Через семь минут похожий на бульдога «шевроле» осторожно въезжал на Вейскую улицу. Антоний Пайонк, приобретший в этот вечер богатый опыт, ни о чём больше не спрашивал.
Юлиуш Калодонт в полдень вернулся домой и подошёл к дивану, на котором лежал Гальский.
— Пан доктор, — склонился он над больным, — я вам расскажу такое, что вы не поверите.
— Вернулась Марта? Она здесь? — воскликнул Гальский, приподнимаясь на локте.
— Нет, — Калодонт опустил глаза. — Вечером, — наконец проговорил он, — вы встретитесь со ЗЛЫМ.
Гальский сел на диване.
— И не стыдно вам смеяться над больным человеком? — с укором сказал он.
— Я говорю правду, — ответил Калодонт так просто и так искренне, что Гальский вскочил на ноги и через минуту с гримасой боли опустился на край дивана.
Вечером доктор Витольд Гальский сидел в киоске Юлиуша Калодонта и отвечал на раздражённые замечания клиентов, с явным неодобрением отзывавшихся об отсутствующем продавце.
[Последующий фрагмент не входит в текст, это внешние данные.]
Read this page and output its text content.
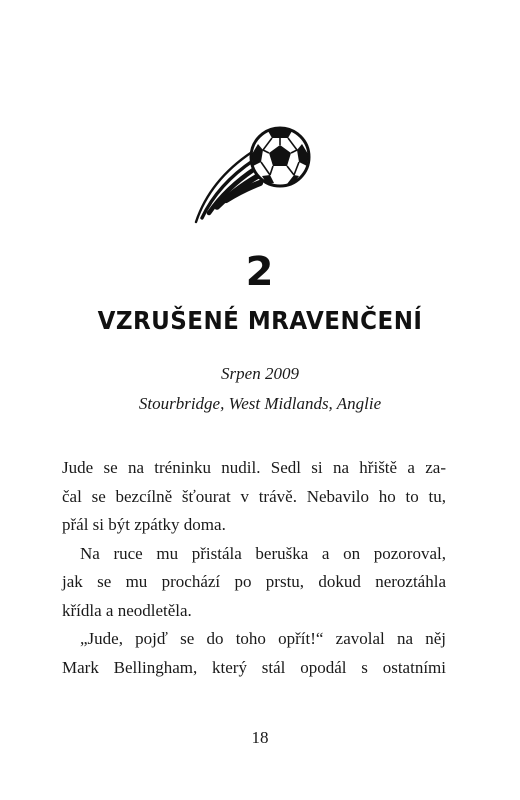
2
VZRUŠENÉ MRAVENČENÍ
Srpen 2009
Stourbridge, West Midlands, Anglie
Jude se na tréninku nudil. Sedl si na hřiště a za-
čal se bezcílně šťourat v trávě. Nebavilo ho to tu,
přál si být zpátky doma.
Na ruce mu přistála beruška a on pozoroval,
jak se mu prochází po prstu, dokud neroztáhla
křídla a neodletěla.
„Jude, pojď se do toho opřít!“ zavolal na něj
Mark Bellingham, který stál opodál s ostatními
18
Калодонт вернулся через полчаса и сказал, тяжело переводя дыхание:
— Уже. Можете идти. Гожая, одиннадцать. Он ждёт вас у ворот.
Сердце Гальского бурно забилось: теперь, когда невероятная фантастика последних месяцев и сегодняшнее сообщение Калодонта вот-вот должны были стать реальностью, — доктор поверил в это сразу, без сомнений и расспросов. Ощутил страшное волнение, — неожиданно придавшее его истощённому организму новые силы.
— А что с Мартой? — радость погасил больной вопрос, неотступно преследовавший его весь день.
Однако волноваться легче, чем добраться до ворот на Гожей улице. Это слишком близко, чтобы ехать трамваем или троллейбусом, но пока Гальский дошёл, он совсем замучился. Провожаемый тревожным взглядом Калодонта, доктор неторопливо двинулся от киоска, осторожно опираясь на одолженную у старика палку. Доковыляв за пятнадцать минут до нужных ему ворот, он почувствовал себя так, будто искупался в слишком горячей ванне. Сердце билось тяжело и с перебоями, что-то пульсировало в висках и щемило в пояснице; влажная слабость охватила всё тело, как мокрое полотенце. Остановившись на минуту, Гальский глубоко вздохнул, опёрся рукой о стену, потом, набравшись смелости, переступил железный порог ворот.
Это были настоящие старинные варшавские ворота — тёмные и облупленные. Маленькая лампочка высоко вверху бросала бледный и мутный свет на полукруглые своды; внизу тёмные тени чередовались с бликами, падавшими из окон флигеля во дворе.
В воротах никого не оказалось. Гальский неуверенно остановился посредине, опираясь на палку, и внимательно огляделся вокруг. В этой полутьме он скорее почувствовал, чем увидел пустоту; его сразу же охватили тревога и сомнения. Заглянул во двор — также пустой, слабо освещённый огнями из окон, откуда временами долетали голоса возившихся на кухнях женщин. И вдруг взгляд Гальского остановился в самом тёмном углу ворот: там блестели два сверкающих белых глаза, словно повисших в пространстве, отделённых от невидимых лица, головы, фигуры. После секундного колебания Гальский сделал шаг в сторону этих глаз.